Bu uyarı ne kadar dikkate alındı bilmiyorum ama Büyükşehir Belediyesi’nin çevreci yaklaşımını göstermesi bakımından örnek bir davranış olduğunu söylemeliyim.
***
CHP Genel Merkezi, Bursa’yı kazanamadığı için ağız tadıyla seçimi kutlayamıyor.
Hatta Kılıçdaroğlu, Bursa’yı kazanamamalarına öylesine içerlemiş ki, MYK’nın sadece Bursa gündemiyle toplanacağı haberleri geliyor.
Yani Bursa’nın, bir süre daha Ankara’nın gündeminde olmaya devam edeceği anlaşılıyor.
***
Ticaret Bakan Yardımcısı Rıza Tunay Turagay, “Son 3 aylık dönemde döviz mevduat hesaplarındaki artış, 20 milyar dolarları buldu. ‘Dolar arttı, dövizden kazandım’ demek kadar yanlış bir düşünce olamaz” demiş.

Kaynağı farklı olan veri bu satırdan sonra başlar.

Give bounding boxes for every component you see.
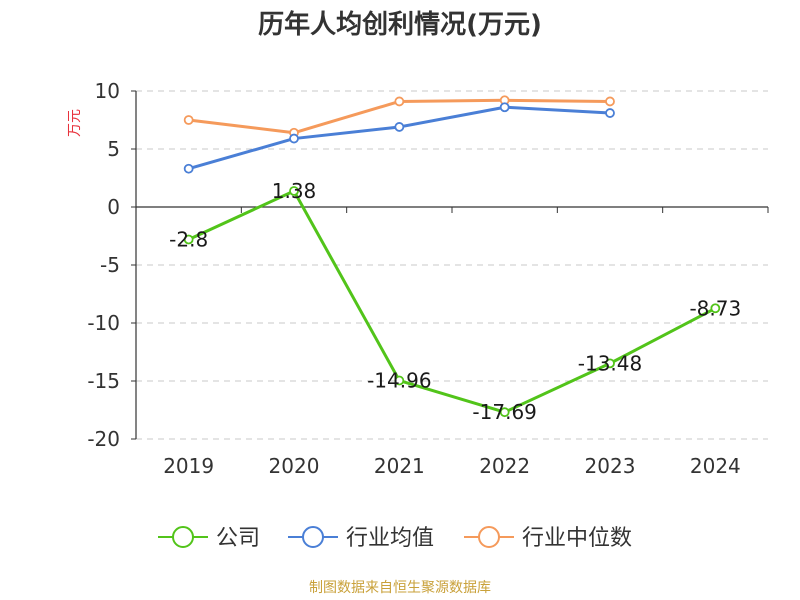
series-group	[183, 95, 721, 418]
series-1-point	[499, 102, 510, 113]
legend-label-1: 行业均值	[346, 526, 434, 551]
series-0-point	[289, 186, 299, 196]
legend-label-2: 行业中位数	[522, 526, 632, 551]
grid	[136, 90, 768, 440]
x-tick-label: 2021	[374, 454, 425, 478]
chart-title: 历年人均创利情况(万元)	[258, 9, 542, 40]
x-tick-label: 2019	[163, 454, 214, 478]
series-2-point	[183, 115, 194, 125]
tick-labels: 10 5 0 -5 -10 -15 -20 2019 2020 2021 2022 2023 2024	[87, 79, 740, 478]
data-labels: -2.8 1.38 -14.96 -17.69 -13.48 -8.73	[169, 179, 741, 424]
y-tick-label: -20	[87, 427, 120, 451]
y-tick-label: 0	[107, 195, 120, 219]
series-0-point	[499, 407, 510, 418]
y-tick-label: -15	[87, 369, 120, 393]
legend-marker-0	[172, 526, 194, 548]
legend-marker-1	[302, 526, 324, 548]
x-tick-label: 2022	[479, 454, 530, 478]
series-2-point	[605, 96, 615, 107]
data-label: 1.38	[272, 179, 317, 203]
axes	[131, 90, 769, 440]
series-2-point	[394, 96, 405, 107]
legend-label-0: 公司	[216, 526, 260, 551]
data-label: -14.96	[367, 369, 431, 393]
x-tick-label: 2023	[585, 454, 636, 478]
y-tick-label: 5	[107, 137, 120, 161]
y-tick-label: 10	[95, 79, 120, 103]
source-note: 制图数据来自恒生聚源数据库	[309, 580, 491, 596]
series-1-point	[183, 163, 194, 174]
series-1-point	[289, 133, 299, 144]
series-1-point	[394, 122, 405, 132]
legend: 公司 行业均值 行业中位数	[158, 526, 632, 551]
y-tick-label: -10	[87, 311, 120, 335]
data-label: -8.73	[689, 296, 741, 320]
series-line-0	[188, 189, 717, 414]
series-0-point	[605, 358, 615, 369]
data-label: -13.48	[578, 351, 642, 375]
legend-marker-2	[478, 526, 500, 548]
series-1-point	[605, 108, 615, 118]
series-line-1	[188, 105, 611, 171]
y-axis-label: 万元	[67, 109, 83, 137]
series-0-point	[394, 375, 405, 386]
data-label: -2.8	[169, 227, 208, 251]
series-0-point	[710, 303, 721, 314]
y-tick-label: -5	[100, 253, 120, 277]
x-tick-label: 2024	[690, 454, 741, 478]
data-label: -17.69	[472, 400, 536, 424]
series-0-point	[183, 234, 194, 245]
x-tick-label: 2020	[269, 454, 320, 478]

Hay ağzına sağlık Turagay.
Hatta az bile söylemişsiniz.
Dövizin yükseleceğini hesap edip, elde ne var ne yok dövize yatırmak ülke ekonomisine ihanet etmek demek değilse nedir?
***
Malum, döviz aldı başını gitti.
Bazılarının, ülkeyi düşünüp döviz yapmaktan vazgeçeceği veya eldeki dövizini Türk lirasına çevireceği yok.
O halde müdahalenin zamanı gelmedi mi?
Mesela döviz mevduat hesaplarına getirilen ek vergilere bir ek vergi daha getirilemez mi?
Ancak bu kez sağlam bir vergi gelmeli.
***
İstanbul’da, “155 Polis İmdat” hattını bir yıl içinde 45 bin 210 kez arayan Şeref Can isimli vatandaş, 20 ay hapis cezasına mahkum olmuş.
Mahkeme, Can’a verilen cezayı da ertelememiş.
Yani, acil durumlarda aranması gereken hattı meşgul eden vatandaşa acımamış.
Bursa’da da benzer bir durum var.
“155 Polis İmdat” hattını bilmem ama “112 Acil Servis” hattını meşgul edenlerin sayısı vahim boyutlarda.
10 çağrıdan 9’u gerçek dışı, o derece!
112’yi meşgul edenlere de ibretlik cezalar şart.